Hi, I’m trying to treat a batch of tensors as a batch of adjacency matrices (batch_of_adj: tensor of size [8, 512, 512], meaning 8 graphs of 512 nodes each) and build a batch of DGLGraphs with them. Assume that each adj matrix is positive and thresholded at 0.7 (so that all values are either >0.7 or 0).
Currently, I’m doing something like this to build the graphs, pass through a model to update nodes, and stack the nodes features back to one batched tensor for further processing:
index = [adj.nonzero(as_tuple=False).t().contiguous() for adj in batch_of_adj]
values = [adj[idx[0], idx[1]] for idx, adj in zip(index, batch_of_adj)]
graphs = [dgl.graph((idx[0], idx[1])) for idx in index]
for i, g in enumerate(graphs):
g.ndata['h'] = features[i] #features also of shape [8, 512, hidden_dim]
g.edata['w'] = values[i]
g = dgl.batch(graphs)
g = GraphModel(g) # GraphModel updates nodes features in batched graph g
gs = dgl.unbatch(g) #unbatch to get updated features back in batched form
graph_output = torch.stack([g.ndata['h'] for g in gs])

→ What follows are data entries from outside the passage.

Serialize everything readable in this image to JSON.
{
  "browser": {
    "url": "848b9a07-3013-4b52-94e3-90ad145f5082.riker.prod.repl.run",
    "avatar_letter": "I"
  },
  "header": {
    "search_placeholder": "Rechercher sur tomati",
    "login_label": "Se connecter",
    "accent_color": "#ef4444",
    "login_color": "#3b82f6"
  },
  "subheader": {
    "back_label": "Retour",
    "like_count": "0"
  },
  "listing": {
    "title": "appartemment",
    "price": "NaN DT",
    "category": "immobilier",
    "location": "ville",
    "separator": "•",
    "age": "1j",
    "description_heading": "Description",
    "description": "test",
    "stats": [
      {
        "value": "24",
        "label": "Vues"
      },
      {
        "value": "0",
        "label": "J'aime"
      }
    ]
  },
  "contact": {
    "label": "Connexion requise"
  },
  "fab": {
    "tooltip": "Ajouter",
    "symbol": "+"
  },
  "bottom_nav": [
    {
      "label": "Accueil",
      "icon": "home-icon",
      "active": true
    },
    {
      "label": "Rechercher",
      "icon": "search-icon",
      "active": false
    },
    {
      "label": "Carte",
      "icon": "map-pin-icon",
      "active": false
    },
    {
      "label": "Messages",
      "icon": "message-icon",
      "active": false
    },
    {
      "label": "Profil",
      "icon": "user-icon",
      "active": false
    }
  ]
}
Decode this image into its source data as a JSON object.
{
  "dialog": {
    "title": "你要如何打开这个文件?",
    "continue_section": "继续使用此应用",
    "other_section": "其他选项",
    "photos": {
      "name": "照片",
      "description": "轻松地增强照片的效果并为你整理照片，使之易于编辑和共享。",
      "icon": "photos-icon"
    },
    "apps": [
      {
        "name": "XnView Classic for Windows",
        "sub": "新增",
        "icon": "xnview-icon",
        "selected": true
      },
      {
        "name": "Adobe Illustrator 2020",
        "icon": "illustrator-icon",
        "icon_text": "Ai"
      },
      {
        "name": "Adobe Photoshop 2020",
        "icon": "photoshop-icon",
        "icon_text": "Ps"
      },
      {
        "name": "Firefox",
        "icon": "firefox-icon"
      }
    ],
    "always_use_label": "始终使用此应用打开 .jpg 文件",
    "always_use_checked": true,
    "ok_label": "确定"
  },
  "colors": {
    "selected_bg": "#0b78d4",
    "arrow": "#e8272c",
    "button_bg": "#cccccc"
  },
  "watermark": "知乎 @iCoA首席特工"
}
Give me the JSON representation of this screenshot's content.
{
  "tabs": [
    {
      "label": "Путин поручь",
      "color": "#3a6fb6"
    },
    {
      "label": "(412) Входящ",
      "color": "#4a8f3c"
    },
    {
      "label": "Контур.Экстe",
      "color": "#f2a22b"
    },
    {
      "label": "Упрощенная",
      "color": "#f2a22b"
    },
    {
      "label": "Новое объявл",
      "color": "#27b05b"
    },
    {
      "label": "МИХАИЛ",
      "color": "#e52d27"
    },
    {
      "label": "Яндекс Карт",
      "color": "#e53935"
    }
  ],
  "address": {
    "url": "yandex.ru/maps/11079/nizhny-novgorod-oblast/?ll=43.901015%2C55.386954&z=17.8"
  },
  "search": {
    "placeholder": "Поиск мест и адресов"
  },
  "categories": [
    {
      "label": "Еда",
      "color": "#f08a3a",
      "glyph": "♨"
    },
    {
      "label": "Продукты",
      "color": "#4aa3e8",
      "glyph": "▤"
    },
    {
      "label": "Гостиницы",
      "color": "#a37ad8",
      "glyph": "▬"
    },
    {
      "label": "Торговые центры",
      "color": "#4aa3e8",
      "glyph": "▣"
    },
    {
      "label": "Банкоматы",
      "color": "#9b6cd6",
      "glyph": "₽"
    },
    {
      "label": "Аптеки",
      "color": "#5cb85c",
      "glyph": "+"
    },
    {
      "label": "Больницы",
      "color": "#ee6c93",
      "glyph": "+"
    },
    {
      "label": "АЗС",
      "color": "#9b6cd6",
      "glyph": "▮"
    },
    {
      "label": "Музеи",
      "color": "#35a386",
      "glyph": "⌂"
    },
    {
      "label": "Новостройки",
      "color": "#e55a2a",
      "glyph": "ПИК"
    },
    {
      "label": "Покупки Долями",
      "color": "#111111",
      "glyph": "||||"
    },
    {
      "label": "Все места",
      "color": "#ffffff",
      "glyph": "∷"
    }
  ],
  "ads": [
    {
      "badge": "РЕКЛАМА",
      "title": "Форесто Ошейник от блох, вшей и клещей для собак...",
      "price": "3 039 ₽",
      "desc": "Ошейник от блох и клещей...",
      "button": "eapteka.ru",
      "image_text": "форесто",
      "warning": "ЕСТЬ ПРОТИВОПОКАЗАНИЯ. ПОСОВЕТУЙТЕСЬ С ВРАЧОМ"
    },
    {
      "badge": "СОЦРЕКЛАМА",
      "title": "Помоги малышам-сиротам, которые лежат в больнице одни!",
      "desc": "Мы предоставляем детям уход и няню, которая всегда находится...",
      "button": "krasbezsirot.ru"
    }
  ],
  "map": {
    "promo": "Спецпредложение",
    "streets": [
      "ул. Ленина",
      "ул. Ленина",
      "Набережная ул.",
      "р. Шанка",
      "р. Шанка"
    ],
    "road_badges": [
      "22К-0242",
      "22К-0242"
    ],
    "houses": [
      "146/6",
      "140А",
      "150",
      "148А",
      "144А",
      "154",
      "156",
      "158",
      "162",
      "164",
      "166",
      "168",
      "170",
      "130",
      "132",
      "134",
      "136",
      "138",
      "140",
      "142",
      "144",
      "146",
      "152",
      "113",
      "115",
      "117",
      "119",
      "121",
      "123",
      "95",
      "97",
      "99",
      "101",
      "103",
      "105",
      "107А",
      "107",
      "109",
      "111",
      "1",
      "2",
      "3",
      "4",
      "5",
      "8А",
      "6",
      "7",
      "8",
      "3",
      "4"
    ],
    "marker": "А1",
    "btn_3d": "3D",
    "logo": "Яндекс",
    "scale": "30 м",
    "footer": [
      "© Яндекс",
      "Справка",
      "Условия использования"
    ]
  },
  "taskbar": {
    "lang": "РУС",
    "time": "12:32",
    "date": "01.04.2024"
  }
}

A weird thing I’ve noticed is that changing the value of the “threshold” hyperparameter I use to compute the weighted adjacency matrices (in this example threshold=0.7) has no effect on loss or the accuracy (even threshold=0.01 vs threshold=0.99 have identical losses), which makes me think that something is going wrong.
I’ve confirmed that different threshold values lead to graphs of different sizes (higher threshold means smaller graphs due to fewer edges). My suspicion is that there’s something about the 3 lines for index, values, and graphs that’s interfering with the threshold value having any effect on the loss even though it results in graphs with different sizes.
I have 2 main questions:
- Is there a better way to construct the graphs from batched adj matrices than what I did with the 3 lines for index/values/graphs?
- How would you explain the different threshold values resulting in identical loss and accuracy?
I’d really appreciate any insights!